March Madness

Photograph by Lauren Muney
At one point I turned to my advisor...."help me!" I said in frustration, "I just don't get it!" To this he replied, "Callie, Shakespeare is like a door. And right now it's closed but once you get there, once you open that door, you'll never go back."...oh. That was helpful. So I continued to bang my head against the wall and then a couple of wonderful things happened.
In the summer between my junior and senior year, I was cast at The Sterling Renaissance Festival in upstate New York. I was cast as Rosiland in an abridged As You Like It and as a female pirate street character. Now, why this was a game changer was the training we received. As street performers, we were required to stay in character for close to eight hours on faire days. In these eight hours we were required to improv only in Elizabethan English. Anachronism free. We were taught vocabulary, sentence structure, history, drinking songs, customs and traditions etc. Ah ha! The door cracked...cracked but the chain was still on.

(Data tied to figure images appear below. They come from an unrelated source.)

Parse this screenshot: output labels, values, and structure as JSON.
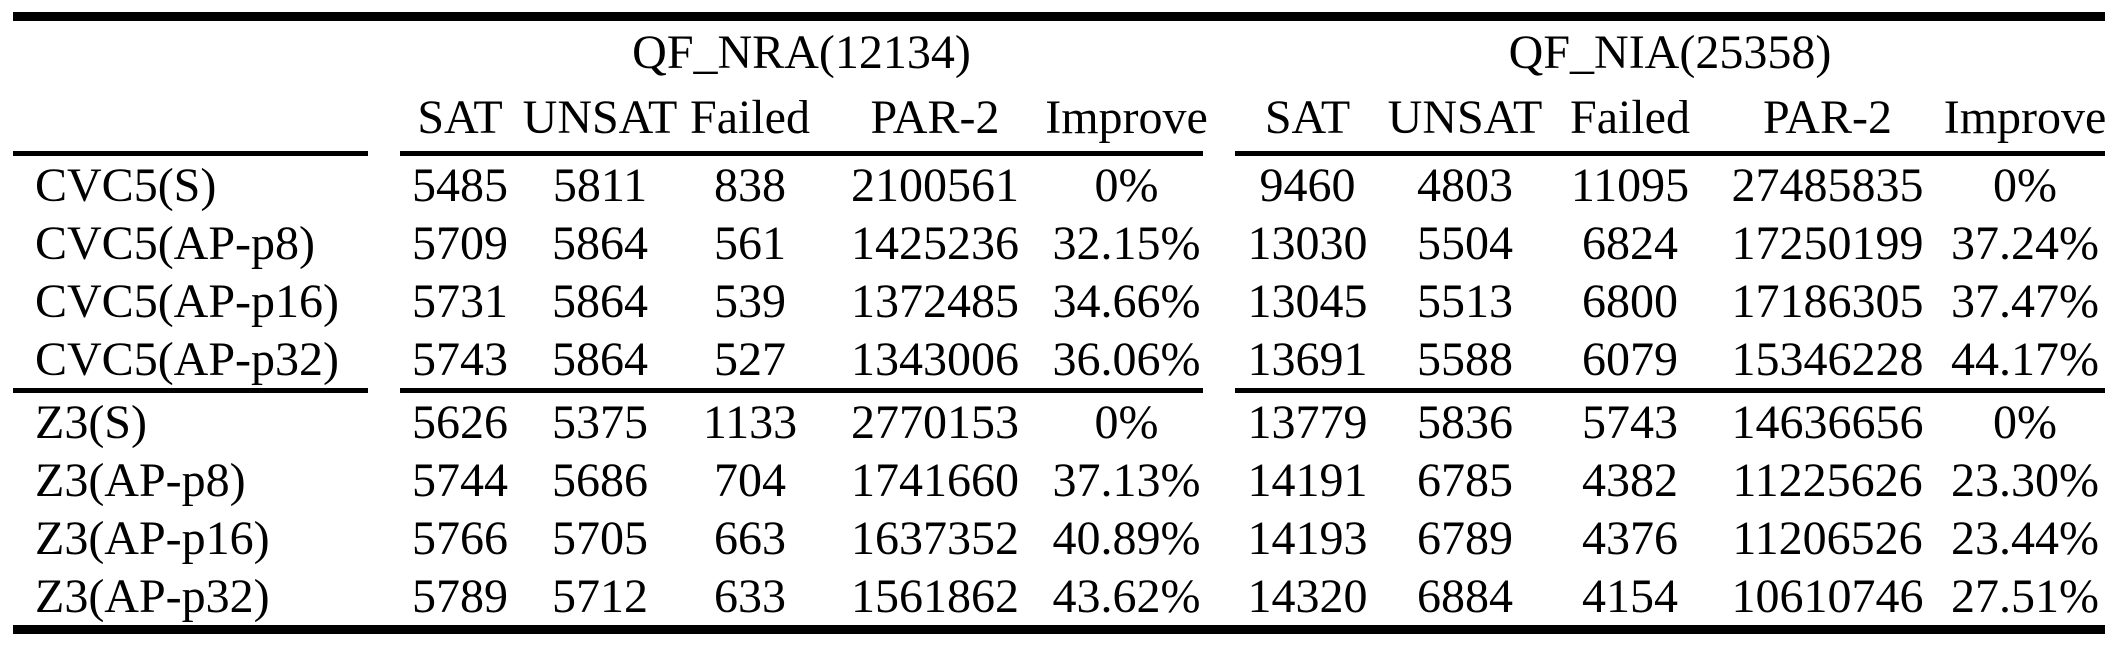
{
  "table": {
    "groups": [
      {
        "title": "QF_NRA(12134)"
      },
      {
        "title": "QF_NIA(25358)"
      }
    ],
    "columns": [
      "SAT",
      "UNSAT",
      "Failed",
      "PAR-2",
      "Improve"
    ],
    "rows": [
      {
        "label": "CVC5(S)",
        "nra": {
          "sat": "5485",
          "unsat": "5811",
          "failed": "838",
          "par2": "2100561",
          "improve": "0%"
        },
        "nia": {
          "sat": "9460",
          "unsat": "4803",
          "failed": "11095",
          "par2": "27485835",
          "improve": "0%"
        }
      },
      {
        "label": "CVC5(AP-p8)",
        "nra": {
          "sat": "5709",
          "unsat": "5864",
          "failed": "561",
          "par2": "1425236",
          "improve": "32.15%"
        },
        "nia": {
          "sat": "13030",
          "unsat": "5504",
          "failed": "6824",
          "par2": "17250199",
          "improve": "37.24%"
        }
      },
      {
        "label": "CVC5(AP-p16)",
        "nra": {
          "sat": "5731",
          "unsat": "5864",
          "failed": "539",
          "par2": "1372485",
          "improve": "34.66%"
        },
        "nia": {
          "sat": "13045",
          "unsat": "5513",
          "failed": "6800",
          "par2": "17186305",
          "improve": "37.47%"
        }
      },
      {
        "label": "CVC5(AP-p32)",
        "nra": {
          "sat": "5743",
          "unsat": "5864",
          "failed": "527",
          "par2": "1343006",
          "improve": "36.06%"
        },
        "nia": {
          "sat": "13691",
          "unsat": "5588",
          "failed": "6079",
          "par2": "15346228",
          "improve": "44.17%"
        }
      },
      {
        "label": "Z3(S)",
        "nra": {
          "sat": "5626",
          "unsat": "5375",
          "failed": "1133",
          "par2": "2770153",
          "improve": "0%"
        },
        "nia": {
          "sat": "13779",
          "unsat": "5836",
          "failed": "5743",
          "par2": "14636656",
          "improve": "0%"
        }
      },
      {
        "label": "Z3(AP-p8)",
        "nra": {
          "sat": "5744",
          "unsat": "5686",
          "failed": "704",
          "par2": "1741660",
          "improve": "37.13%"
        },
        "nia": {
          "sat": "14191",
          "unsat": "6785",
          "failed": "4382",
          "par2": "11225626",
          "improve": "23.30%"
        }
      },
      {
        "label": "Z3(AP-p16)",
        "nra": {
          "sat": "5766",
          "unsat": "5705",
          "failed": "663",
          "par2": "1637352",
          "improve": "40.89%"
        },
        "nia": {
          "sat": "14193",
          "unsat": "6789",
          "failed": "4376",
          "par2": "11206526",
          "improve": "23.44%"
        }
      },
      {
        "label": "Z3(AP-p32)",
        "nra": {
          "sat": "5789",
          "unsat": "5712",
          "failed": "633",
          "par2": "1561862",
          "improve": "43.62%"
        },
        "nia": {
          "sat": "14320",
          "unsat": "6884",
          "failed": "4154",
          "par2": "10610746",
          "improve": "27.51%"
        }
      }
    ],
    "colors": {
      "text": "#000000",
      "background": "#ffffff",
      "rule": "#000000"
    }
  }
}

That same summer a group of us traveled up to The Stratford Festival in Ontario and I saw what was to be the first Shakespeare show I completely understood and... what...enjoyed?! It was a production of Taming of the Shrew and I was mesmorized. I cried. I actually cried because the door opened and I got it! I got it!
A couple of years later, I moved to Chicago and the first show I did in Chicago was a production of Richard III and while my understanding of the language was getting better, it wasn't until I took a class in the folio method with Chicago Shakespeare Theater that the door flew wide open and I have never looked back.
I love mining the folio texts for the coding....breaking it down in order to build it up. The thrill of making a folio discovery...finding a capital letter changed in later script editions that completely informs the direction of a scene...actually gives me an adrenaline rush. And that rush, those discoveries, keep me coming back. I love Shakespeare. I love the language, the universality, the stakes. I love it.
And that love has given me March Madness as I head in to the start of audition season hopeful for another summer of outdoor Shakespeare.